Но в конце концов и это оказалось невыгодным. Устроился Большаков на маленькую фабричку, изготовляющую владимирские сувениры, это в нескольких километрах от деревни, а хозяйство своё стал постепенно сокращать, начав с коровы. Она была предпоследней в нашей деревне, где десять лет назад нанимали пастуха для двадцати двух частных коров. Сейчас осталась последняя, Володи Зайцева, она самостоятельно пасётся, не уходя далеко от дома, часто – прямо на улице, у обочины.
– Ну и куда мы так придём?
– А уже пришли, – мрачно вещает Большаков. – К продовольственной зависимости. Ты подумай: мясо на нефтяные и газовые деньги чёрт-те где покупаем, из самой Аргентины через океан везём! А когда нефть и газ упадут в цене и Аргентина из-за чего-нибудь закапризничает, что, голодать будем?
Возмущённо мотает кудлатой головой.
– Как так можно – самих себя едой не обеспечивать?

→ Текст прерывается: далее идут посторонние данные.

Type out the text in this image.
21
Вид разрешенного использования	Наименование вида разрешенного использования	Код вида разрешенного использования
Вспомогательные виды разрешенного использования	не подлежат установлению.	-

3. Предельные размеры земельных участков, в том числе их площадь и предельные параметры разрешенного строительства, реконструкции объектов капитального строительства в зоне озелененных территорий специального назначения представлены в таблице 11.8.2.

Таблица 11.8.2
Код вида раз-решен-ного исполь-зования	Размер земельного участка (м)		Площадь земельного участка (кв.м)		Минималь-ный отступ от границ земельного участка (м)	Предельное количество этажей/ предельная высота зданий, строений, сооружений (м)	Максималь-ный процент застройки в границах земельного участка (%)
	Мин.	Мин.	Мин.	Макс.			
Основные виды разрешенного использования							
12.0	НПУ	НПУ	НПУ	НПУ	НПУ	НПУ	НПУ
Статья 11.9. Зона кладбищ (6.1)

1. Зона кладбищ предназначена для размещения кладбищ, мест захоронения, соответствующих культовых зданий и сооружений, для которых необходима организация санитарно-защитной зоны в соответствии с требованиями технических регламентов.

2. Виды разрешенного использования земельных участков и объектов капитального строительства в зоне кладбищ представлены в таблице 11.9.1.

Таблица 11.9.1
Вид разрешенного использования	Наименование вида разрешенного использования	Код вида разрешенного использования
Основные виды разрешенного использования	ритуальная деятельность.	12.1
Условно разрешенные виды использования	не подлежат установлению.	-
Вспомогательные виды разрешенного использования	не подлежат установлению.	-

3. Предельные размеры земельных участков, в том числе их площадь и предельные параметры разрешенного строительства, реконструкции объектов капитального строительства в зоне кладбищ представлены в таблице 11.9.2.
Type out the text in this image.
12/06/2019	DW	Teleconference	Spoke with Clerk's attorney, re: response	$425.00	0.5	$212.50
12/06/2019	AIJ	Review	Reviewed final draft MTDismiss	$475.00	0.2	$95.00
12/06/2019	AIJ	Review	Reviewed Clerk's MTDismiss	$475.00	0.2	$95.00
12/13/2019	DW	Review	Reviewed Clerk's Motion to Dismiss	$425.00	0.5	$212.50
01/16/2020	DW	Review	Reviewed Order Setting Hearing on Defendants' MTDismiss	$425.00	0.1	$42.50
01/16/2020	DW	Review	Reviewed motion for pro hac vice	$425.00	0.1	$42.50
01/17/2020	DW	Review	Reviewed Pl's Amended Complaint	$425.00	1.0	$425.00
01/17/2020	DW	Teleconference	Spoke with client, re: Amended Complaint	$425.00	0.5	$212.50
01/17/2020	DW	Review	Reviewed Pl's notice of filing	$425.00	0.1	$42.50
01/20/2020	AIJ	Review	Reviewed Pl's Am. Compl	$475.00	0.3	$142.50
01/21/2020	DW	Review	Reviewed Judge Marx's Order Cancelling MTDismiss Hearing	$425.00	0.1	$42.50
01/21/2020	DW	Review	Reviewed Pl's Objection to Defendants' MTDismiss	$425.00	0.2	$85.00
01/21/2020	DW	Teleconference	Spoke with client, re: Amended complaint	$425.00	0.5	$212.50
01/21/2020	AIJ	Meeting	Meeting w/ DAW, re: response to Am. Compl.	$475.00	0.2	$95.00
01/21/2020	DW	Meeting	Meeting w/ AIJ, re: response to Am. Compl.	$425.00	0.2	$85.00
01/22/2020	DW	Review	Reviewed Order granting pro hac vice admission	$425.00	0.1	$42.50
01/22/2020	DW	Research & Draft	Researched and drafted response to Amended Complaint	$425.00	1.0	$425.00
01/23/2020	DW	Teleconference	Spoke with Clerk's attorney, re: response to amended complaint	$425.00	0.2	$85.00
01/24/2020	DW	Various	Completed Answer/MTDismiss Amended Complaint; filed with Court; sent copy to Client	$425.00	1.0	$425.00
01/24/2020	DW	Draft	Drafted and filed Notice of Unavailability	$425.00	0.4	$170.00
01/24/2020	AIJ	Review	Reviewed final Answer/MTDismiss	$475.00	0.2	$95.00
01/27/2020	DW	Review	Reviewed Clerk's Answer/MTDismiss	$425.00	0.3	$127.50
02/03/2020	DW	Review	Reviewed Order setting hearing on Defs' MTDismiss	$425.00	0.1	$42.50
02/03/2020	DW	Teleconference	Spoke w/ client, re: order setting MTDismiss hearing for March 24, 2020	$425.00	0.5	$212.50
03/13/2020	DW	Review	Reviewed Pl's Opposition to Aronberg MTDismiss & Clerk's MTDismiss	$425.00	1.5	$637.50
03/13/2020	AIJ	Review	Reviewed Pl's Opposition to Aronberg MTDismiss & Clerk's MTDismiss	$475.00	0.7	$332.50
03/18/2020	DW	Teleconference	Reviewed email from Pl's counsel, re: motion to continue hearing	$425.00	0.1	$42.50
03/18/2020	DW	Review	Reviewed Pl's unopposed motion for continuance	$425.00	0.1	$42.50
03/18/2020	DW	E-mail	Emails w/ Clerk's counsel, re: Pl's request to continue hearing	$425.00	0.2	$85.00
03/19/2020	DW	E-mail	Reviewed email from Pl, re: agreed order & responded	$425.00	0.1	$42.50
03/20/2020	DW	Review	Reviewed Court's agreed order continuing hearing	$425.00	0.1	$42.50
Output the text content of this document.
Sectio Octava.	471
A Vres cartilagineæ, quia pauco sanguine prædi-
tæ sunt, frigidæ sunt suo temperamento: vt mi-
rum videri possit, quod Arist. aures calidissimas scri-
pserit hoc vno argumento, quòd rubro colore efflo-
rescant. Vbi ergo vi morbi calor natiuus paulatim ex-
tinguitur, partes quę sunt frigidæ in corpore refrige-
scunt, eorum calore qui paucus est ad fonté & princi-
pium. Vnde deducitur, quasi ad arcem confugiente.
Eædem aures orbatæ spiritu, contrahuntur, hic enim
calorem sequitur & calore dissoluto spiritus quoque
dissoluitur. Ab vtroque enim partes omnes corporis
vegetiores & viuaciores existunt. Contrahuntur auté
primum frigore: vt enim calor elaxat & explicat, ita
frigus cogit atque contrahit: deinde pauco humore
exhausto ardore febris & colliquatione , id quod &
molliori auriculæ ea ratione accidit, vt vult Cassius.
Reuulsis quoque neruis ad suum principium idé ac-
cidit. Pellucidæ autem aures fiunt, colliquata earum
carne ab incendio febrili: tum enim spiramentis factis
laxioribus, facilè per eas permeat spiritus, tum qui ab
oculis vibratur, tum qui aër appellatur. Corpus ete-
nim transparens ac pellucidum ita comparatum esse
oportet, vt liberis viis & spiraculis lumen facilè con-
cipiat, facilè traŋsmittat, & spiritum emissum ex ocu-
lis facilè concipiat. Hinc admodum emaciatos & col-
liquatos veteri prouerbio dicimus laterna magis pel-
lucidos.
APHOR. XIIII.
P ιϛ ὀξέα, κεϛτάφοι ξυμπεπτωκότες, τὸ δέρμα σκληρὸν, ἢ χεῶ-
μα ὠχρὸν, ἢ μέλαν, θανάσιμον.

У нас тут брошенная земля бурьяном зарастает, а народ без работы мается. Деньги в сельское хозяйство надо вкладывать, а не хвастливые башни строить, ну вроде той, что в Питере «Газпром» затеял. И газовые ветки протянуть по всем деревням. Ведь всю Европу газом обеспечили, а российской глубинке – шиш! Всем нашим деревням, что вокруг Копнино, пятнадцать лет назад газ обещали, так ведь и не провели. Это как, нормально?